Jesus sees the situation different, from another perspective, with a different focus. Only this woman is to be condemned, the man is not mentioned. There is a double standard that is rejected by Jesus. He takes the side of the woman who is being used as a ploy to catch Him in a legal trap.
Jesus offers her forgiveness, she is free, and in contrast, He calls her accusers sinners. They all depart, one by one. The situation that at first appeared legal and airtight takes on an entirely new perspective from the focus of equality and justice. Once again, Jesus makes enemies of the powerful because he put compassion above tradition, love above law, and people above things and institutions.
Likewise, Jesus does something strange in the Gospel. He takes a small child and tells His disciples to make room in their lives for people such as this small child. Why did He do this? We have to remember that at the time of Jesus, children had no rights. While they were loved and nurtured, they were considered the property of their father, often seen as an investment in the future. In fact, they would be listed along with the man’s property: land, cattle, sons, etc.
So Jesus’ words would come as a shock to the crowd: “Whoever welcomes a child such as this for My sake welcomes me.” What is He talking about now? Were children suddenly to become important?
The late columnist and humorist, Erma Bombeck, known best for chronicling ordinary suburban life, told the story of what happened in her church one Sunday. She said she was intent on a small child, a pretty girl, sitting in front of her. She kept turning around and smiling. She wasn’t making noise, or humming, or kicking or waving, just smiling. The mother who was kneeling turned around jerked the little girl on to her knees and said, “Stop that grinning, you are in church. Say your prayers.” The little girl took one last look at Erma Bombeck, and Erma saw tears rolling down her cheeks. The mother said, “That’s better,” and returned to her prayers.
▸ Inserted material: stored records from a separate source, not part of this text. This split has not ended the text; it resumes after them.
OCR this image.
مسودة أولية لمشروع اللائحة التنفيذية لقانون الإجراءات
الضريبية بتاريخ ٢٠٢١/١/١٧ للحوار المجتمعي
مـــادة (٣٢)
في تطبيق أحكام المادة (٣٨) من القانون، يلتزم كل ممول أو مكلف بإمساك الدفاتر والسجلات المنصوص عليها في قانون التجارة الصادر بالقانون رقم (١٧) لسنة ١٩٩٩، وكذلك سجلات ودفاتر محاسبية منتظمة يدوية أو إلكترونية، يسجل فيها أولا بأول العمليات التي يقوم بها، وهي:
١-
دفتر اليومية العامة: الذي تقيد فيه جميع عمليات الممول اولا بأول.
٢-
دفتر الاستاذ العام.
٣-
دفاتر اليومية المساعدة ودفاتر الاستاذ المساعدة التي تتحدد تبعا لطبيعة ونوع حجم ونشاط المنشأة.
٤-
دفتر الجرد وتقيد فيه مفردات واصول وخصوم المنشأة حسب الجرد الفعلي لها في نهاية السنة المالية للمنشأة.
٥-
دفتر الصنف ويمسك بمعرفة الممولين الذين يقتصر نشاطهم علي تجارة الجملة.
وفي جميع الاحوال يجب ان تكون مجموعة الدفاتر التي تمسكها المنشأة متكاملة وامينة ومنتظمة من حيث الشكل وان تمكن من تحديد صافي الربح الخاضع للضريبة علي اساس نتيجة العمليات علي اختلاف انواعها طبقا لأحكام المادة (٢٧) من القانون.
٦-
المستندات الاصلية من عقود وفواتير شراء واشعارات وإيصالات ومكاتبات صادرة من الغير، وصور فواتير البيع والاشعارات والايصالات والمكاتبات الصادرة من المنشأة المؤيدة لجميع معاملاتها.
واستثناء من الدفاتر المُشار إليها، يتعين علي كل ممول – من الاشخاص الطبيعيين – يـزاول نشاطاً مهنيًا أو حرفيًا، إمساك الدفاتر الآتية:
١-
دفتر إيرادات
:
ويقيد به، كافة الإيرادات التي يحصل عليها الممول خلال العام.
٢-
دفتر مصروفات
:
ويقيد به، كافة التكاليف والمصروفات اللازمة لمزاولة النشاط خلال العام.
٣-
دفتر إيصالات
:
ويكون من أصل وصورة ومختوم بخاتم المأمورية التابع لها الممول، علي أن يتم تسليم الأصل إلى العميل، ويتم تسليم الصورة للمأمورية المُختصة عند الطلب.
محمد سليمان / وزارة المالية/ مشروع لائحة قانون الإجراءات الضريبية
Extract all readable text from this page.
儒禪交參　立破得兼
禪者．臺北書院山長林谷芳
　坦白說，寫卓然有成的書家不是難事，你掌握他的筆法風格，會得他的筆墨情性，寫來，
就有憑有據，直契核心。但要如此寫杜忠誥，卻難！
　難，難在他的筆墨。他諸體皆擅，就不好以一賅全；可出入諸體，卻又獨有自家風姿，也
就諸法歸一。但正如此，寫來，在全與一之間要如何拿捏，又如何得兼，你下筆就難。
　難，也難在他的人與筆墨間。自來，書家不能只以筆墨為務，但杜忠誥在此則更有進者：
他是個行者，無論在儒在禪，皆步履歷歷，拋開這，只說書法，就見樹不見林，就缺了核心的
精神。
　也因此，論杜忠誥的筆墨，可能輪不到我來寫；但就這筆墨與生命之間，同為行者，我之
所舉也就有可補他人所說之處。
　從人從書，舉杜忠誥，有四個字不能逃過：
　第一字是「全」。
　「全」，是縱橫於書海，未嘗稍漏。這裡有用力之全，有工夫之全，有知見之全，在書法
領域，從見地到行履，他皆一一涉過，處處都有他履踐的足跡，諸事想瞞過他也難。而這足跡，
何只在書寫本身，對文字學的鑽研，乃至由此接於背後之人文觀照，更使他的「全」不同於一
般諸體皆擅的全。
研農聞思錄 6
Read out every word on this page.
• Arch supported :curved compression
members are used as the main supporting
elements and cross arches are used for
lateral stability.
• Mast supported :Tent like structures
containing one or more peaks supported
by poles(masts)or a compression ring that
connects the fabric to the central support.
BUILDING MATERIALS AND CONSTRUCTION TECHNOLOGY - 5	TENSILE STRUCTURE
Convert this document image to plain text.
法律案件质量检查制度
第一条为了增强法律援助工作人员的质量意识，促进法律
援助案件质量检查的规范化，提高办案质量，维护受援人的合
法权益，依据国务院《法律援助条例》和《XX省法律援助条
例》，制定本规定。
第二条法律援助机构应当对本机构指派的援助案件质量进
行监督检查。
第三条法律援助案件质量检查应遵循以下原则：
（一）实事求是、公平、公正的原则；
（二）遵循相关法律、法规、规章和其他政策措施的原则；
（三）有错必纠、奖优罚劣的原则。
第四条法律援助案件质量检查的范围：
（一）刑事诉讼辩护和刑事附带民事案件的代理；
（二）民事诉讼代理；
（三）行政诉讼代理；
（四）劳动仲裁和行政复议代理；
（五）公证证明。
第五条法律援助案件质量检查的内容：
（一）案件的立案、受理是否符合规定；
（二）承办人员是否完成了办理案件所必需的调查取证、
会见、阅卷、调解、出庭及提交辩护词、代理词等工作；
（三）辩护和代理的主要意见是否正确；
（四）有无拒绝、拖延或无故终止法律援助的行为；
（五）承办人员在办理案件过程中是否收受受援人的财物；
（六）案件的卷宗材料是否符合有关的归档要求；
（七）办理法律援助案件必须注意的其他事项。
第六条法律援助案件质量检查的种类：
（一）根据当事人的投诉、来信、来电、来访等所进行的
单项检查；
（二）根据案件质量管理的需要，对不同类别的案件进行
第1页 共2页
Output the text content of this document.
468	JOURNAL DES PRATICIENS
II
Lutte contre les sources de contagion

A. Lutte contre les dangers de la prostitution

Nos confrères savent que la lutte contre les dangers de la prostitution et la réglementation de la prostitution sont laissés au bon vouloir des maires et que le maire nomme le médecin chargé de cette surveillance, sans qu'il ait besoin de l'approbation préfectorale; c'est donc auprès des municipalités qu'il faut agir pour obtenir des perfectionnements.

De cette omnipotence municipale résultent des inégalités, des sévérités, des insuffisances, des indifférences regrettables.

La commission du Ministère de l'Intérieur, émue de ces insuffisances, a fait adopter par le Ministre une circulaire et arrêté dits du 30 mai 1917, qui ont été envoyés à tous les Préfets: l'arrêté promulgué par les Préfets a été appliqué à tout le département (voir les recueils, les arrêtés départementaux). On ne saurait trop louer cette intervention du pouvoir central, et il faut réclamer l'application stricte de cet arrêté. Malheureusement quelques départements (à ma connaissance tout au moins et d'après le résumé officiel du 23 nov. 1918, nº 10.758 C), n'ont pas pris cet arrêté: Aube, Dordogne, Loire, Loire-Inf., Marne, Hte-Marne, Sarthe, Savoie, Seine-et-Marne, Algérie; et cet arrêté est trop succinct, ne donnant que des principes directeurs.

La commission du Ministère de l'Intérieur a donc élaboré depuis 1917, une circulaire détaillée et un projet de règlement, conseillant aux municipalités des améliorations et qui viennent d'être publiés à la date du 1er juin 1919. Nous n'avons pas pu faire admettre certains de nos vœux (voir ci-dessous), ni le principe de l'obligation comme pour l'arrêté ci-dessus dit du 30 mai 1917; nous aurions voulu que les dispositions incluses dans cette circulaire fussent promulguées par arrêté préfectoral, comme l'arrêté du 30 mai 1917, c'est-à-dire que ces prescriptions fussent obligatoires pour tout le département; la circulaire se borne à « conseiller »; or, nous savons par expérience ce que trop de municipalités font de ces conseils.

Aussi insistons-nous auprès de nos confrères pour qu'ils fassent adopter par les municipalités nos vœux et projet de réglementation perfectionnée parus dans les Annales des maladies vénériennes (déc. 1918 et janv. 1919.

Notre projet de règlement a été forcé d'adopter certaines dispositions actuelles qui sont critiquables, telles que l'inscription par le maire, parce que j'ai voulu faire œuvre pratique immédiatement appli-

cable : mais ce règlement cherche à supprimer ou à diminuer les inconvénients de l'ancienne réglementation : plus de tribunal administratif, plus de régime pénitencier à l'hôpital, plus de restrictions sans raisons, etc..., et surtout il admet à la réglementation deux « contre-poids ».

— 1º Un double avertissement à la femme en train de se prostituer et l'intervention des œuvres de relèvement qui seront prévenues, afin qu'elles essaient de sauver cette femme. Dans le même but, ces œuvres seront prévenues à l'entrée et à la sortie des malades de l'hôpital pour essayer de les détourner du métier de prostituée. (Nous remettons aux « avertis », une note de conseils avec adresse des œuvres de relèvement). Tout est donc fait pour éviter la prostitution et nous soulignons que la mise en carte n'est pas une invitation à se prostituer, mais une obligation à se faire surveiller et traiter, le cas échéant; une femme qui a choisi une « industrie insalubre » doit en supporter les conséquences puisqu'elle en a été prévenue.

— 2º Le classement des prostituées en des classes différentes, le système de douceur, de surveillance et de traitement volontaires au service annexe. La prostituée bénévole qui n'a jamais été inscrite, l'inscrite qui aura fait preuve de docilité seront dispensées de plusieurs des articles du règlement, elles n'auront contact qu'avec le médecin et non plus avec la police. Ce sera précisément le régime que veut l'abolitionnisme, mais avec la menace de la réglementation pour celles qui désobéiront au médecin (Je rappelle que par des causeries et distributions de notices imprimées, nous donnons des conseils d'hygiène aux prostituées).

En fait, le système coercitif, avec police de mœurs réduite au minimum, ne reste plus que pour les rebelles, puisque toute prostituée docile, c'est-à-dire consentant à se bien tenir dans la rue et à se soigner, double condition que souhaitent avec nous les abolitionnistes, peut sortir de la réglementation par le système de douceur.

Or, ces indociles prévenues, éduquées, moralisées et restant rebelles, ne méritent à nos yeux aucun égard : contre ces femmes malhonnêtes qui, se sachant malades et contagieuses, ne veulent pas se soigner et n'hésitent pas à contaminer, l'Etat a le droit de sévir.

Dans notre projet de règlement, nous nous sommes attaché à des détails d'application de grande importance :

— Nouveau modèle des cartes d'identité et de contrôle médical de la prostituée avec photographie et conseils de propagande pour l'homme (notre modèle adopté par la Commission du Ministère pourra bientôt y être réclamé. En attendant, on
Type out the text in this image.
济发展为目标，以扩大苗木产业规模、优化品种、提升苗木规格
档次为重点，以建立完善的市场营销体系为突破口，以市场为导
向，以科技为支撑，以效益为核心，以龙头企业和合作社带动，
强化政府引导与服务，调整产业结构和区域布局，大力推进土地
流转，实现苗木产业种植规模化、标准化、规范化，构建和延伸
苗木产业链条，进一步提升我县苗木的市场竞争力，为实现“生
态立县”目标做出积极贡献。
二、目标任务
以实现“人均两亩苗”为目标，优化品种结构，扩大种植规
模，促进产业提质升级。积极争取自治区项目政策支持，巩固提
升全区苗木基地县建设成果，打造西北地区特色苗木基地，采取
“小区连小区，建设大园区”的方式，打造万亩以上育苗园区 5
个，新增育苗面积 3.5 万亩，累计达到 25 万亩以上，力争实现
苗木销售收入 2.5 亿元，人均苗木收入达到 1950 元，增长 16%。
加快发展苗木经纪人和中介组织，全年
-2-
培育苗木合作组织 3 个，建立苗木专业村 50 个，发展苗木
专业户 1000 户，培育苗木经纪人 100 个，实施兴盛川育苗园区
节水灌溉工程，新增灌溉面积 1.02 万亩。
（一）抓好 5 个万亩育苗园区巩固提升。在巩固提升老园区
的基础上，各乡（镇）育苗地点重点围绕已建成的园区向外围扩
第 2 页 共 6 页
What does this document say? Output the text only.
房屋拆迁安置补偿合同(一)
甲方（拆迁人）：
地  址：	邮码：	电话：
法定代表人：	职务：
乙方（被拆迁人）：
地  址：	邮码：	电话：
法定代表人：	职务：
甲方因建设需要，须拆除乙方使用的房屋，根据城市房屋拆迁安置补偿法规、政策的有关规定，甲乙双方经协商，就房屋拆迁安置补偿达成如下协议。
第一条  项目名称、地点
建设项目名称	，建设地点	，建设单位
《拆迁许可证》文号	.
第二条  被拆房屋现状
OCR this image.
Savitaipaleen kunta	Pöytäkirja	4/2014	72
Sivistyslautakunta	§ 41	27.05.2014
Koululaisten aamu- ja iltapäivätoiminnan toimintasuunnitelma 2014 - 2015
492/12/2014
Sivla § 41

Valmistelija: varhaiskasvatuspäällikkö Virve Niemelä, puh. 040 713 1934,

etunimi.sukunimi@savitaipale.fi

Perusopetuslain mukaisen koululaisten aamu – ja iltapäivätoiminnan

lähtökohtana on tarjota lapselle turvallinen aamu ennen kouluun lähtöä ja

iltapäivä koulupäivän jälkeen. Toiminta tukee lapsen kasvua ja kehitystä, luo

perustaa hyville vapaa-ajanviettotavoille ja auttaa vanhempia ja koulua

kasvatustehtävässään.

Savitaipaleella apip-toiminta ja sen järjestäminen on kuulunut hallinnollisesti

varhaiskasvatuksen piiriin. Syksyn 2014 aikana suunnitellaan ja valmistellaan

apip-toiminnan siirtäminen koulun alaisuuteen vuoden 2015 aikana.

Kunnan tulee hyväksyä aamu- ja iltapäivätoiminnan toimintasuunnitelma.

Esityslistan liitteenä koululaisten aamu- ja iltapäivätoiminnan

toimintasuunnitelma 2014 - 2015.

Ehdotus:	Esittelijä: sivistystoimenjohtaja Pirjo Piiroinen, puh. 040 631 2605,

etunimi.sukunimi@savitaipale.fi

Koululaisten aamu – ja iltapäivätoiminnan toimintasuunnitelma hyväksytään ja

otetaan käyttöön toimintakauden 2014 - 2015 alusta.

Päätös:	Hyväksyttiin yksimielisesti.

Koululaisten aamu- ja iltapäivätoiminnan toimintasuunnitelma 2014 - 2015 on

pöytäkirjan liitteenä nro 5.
Erma said, “I wanted to grab this child with the tear-stained face and tell her about my God, the happy God, the smiling God. I wanted to tell her that our God is a God who understands that little children turn around and smile in church. The mother wore her faith with the solemnity of a mourner and the mark of tragedy all the while she was sitting next to a great sign of hope, her beautiful daughter. If that child couldn’t smile in Church, where was there left to go? Imagine my joy when the priest read the Gospel, and Jesus takes a child and says, “Become like this child. In fact, whoever does not accept the kingdom of God like a child will not enter it.” Perhaps a child’s smile has more to do with heaven than the sad, angry religion of the mother.